I understand that $x\sqrt{x}$ is not even defined within $(-1,0)$, but why can't we use the same 'imaginary approach' ($\sqrt{-1}=i$) to treat this undefined part of the function (i.e. the third equality in $(2)$).
I can't find a better way of phrasing my question so it may seem gibberish, but why is $(2)$ just invalid?
Solution 1:
I had difficulty understanding the previous answer so am offering an expanded version.
Taking your first step, you write $\sqrt{-x} = i\sqrt{x}$. Now try that with $x=-1$. It gives a contradiction, $$1 = \sqrt{1} = i \sqrt{-1} = i^2 = -1.$$
It is not really fixed if you use the alternative sign for $\sqrt{-1}$ because you obtain $$ 1 = \sqrt{1} = -i \sqrt{-1} = (-i) \times (-i) = -1 $$
Only if you take different signs for the imaginary part at each square root do you get the answer you want.

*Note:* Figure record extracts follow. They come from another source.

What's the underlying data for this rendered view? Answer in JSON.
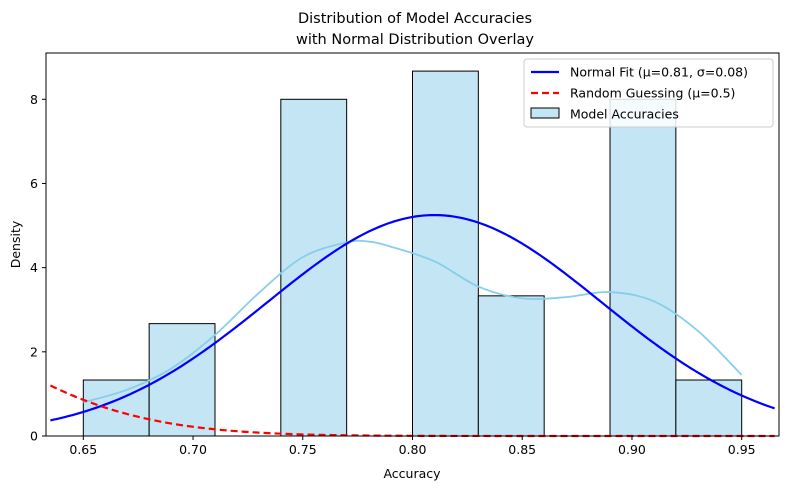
{
  "chart_data": {
    "type": "bar",
    "title": [
      "Distribution of Model Accuracies",
      "with Normal Distribution Overlay"
    ],
    "xlabel": "Accuracy",
    "ylabel": "Density",
    "xlim": [
      0.633,
      0.967
    ],
    "ylim": [
      0,
      9.1
    ],
    "xticks": [
      0.65,
      0.7,
      0.75,
      0.8,
      0.85,
      0.9,
      0.95
    ],
    "xtick_labels": [
      "0.65",
      "0.70",
      "0.75",
      "0.80",
      "0.85",
      "0.90",
      "0.95"
    ],
    "yticks": [
      0,
      2,
      4,
      6,
      8
    ],
    "ytick_labels": [
      "0",
      "2",
      "4",
      "6",
      "8"
    ],
    "grid": false,
    "legend_position": "top-right",
    "histogram": {
      "name": "Model Accuracies",
      "color": "#c3e5f4",
      "edge_color": "#000000",
      "bins": [
        {
          "x0": 0.65,
          "x1": 0.68,
          "density": 1.33
        },
        {
          "x0": 0.68,
          "x1": 0.71,
          "density": 2.67
        },
        {
          "x0": 0.74,
          "x1": 0.77,
          "density": 8.0
        },
        {
          "x0": 0.8,
          "x1": 0.83,
          "density": 8.67
        },
        {
          "x0": 0.83,
          "x1": 0.86,
          "density": 3.33
        },
        {
          "x0": 0.89,
          "x1": 0.92,
          "density": 8.0
        },
        {
          "x0": 0.92,
          "x1": 0.95,
          "density": 1.33
        }
      ]
    },
    "kde": {
      "color": "#87ceeb",
      "x": [
        0.65,
        0.67,
        0.69,
        0.71,
        0.73,
        0.75,
        0.77,
        0.78,
        0.79,
        0.81,
        0.83,
        0.85,
        0.87,
        0.89,
        0.91,
        0.93,
        0.95
      ],
      "y": [
        0.8,
        1.1,
        1.6,
        2.4,
        3.4,
        4.25,
        4.6,
        4.62,
        4.5,
        4.15,
        3.55,
        3.27,
        3.3,
        3.42,
        3.2,
        2.5,
        1.45
      ]
    },
    "series": [
      {
        "name": "Normal Fit (μ=0.81, σ=0.08)",
        "kind": "normal",
        "mu": 0.81,
        "sigma": 0.076,
        "color": "#0000ff",
        "style": "solid"
      },
      {
        "name": "Random Guessing (μ=0.5)",
        "kind": "normal",
        "mu": 0.5,
        "sigma": 0.08,
        "color": "#ff0000",
        "style": "dashed"
      }
    ],
    "curve_x_range": [
      0.635,
      0.965
    ]
  }
}
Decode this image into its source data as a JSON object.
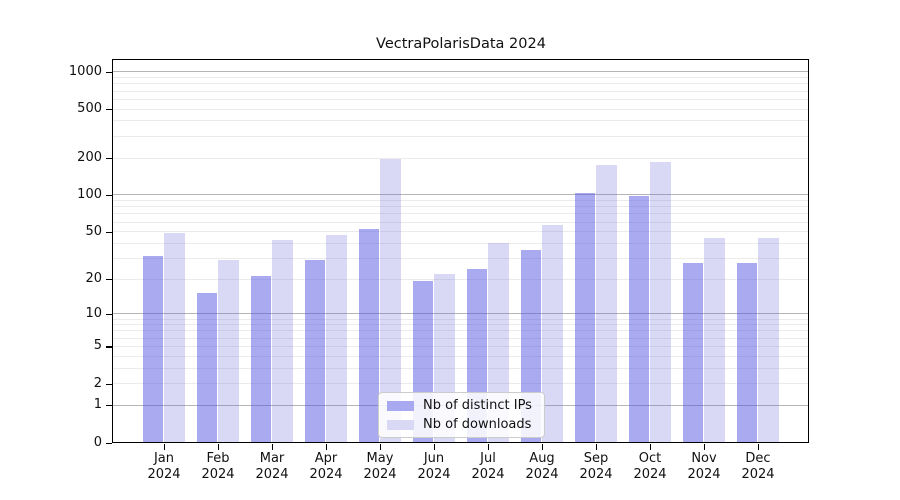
{
  "title": "VectraPolarisData 2024",
  "chart_data": {
    "type": "bar",
    "title": "VectraPolarisData 2024",
    "categories": [
      "Jan\n2024",
      "Feb\n2024",
      "Mar\n2024",
      "Apr\n2024",
      "May\n2024",
      "Jun\n2024",
      "Jul\n2024",
      "Aug\n2024",
      "Sep\n2024",
      "Oct\n2024",
      "Nov\n2024",
      "Dec\n2024"
    ],
    "series": [
      {
        "name": "Nb of distinct IPs",
        "color": "#a9a9f1",
        "fill": "rgba(85,85,228,0.5)",
        "values": [
          31,
          15,
          21,
          29,
          52,
          19,
          24,
          35,
          102,
          97,
          27,
          27
        ]
      },
      {
        "name": "Nb of downloads",
        "color": "#d9d9f6",
        "fill": "rgba(103,103,219,0.25)",
        "values": [
          48,
          29,
          42,
          46,
          195,
          22,
          40,
          56,
          175,
          183,
          44,
          44
        ]
      }
    ],
    "xlabel": "",
    "ylabel": "",
    "y_scale": "log1p",
    "ylim": [
      0,
      1230
    ],
    "y_ticks": [
      0,
      1,
      2,
      5,
      10,
      20,
      50,
      100,
      200,
      500,
      1000
    ],
    "major_gridlines": [
      1,
      10,
      100,
      1000
    ],
    "minor_gridlines": [
      2,
      3,
      4,
      5,
      6,
      7,
      8,
      9,
      20,
      30,
      40,
      50,
      60,
      70,
      80,
      90,
      200,
      300,
      400,
      500,
      600,
      700,
      800,
      900
    ],
    "grid": "horizontal",
    "legend_position": "lower center"
  },
  "legend": {
    "items": [
      {
        "label": "Nb of distinct IPs",
        "color": "#a9a9f1"
      },
      {
        "label": "Nb of downloads",
        "color": "#d9d9f6"
      }
    ]
  }
}
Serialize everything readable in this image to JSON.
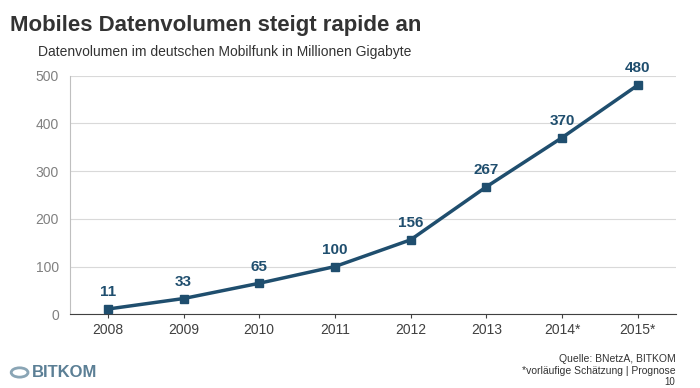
{
  "chart_data": {
    "type": "line",
    "title": "Mobiles Datenvolumen steigt rapide an",
    "subtitle": "Datenvolumen im deutschen Mobilfunk in Millionen Gigabyte",
    "categories": [
      "2008",
      "2009",
      "2010",
      "2011",
      "2012",
      "2013",
      "2014*",
      "2015*"
    ],
    "values": [
      11,
      33,
      65,
      100,
      156,
      267,
      370,
      480
    ],
    "color": "#1f4e6e",
    "marker": "square",
    "line_style": "solid",
    "data_labels": true,
    "ylim": [
      0,
      500
    ],
    "yticks": [
      0,
      100,
      200,
      300,
      400,
      500
    ],
    "grid": true,
    "source": "Quelle: BNetzA, BITKOM",
    "footnote": "*vorläufige Schätzung | Prognose",
    "page_number": "10",
    "logo": "BITKOM"
  }
}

Underlying this is a general point about complex valued functions. By convention for real $ x \geqslant 0$, $\sqrt{x}$ is always taken to be the positive root. When $x < 0$ there is no natural convention and $\sqrt{x} $ could be either one of $\pm i\sqrt{-x}$. The difficulty arises because there cannot be a consistent choice for the root of a negative number that at the same time satisfies the desirable identity $\sqrt{xy} = \sqrt{x}\sqrt{y}$. That is because in complex analysis the square root $\sqrt{z}$ has a branch point (that is, it is badly behaved) at $z=0$ and it cannot be extended to a well behaved function across the whole complex plane.
Solution 2:
Fundamentally, your error amounts to the following (mis)calculation:
$$1=\sqrt1=\sqrt{-(-1)}=i\sqrt{-1}=i^2\sqrt1=-\sqrt1=-1$$
It's just that the second minus sign doesn't appear in what you're doing until after the first one was converted to an $i$. I.e., you converted $\sqrt{-x}$ to $i\sqrt x$ before doing the integration, and only later substituted the lower limit $x=-1$.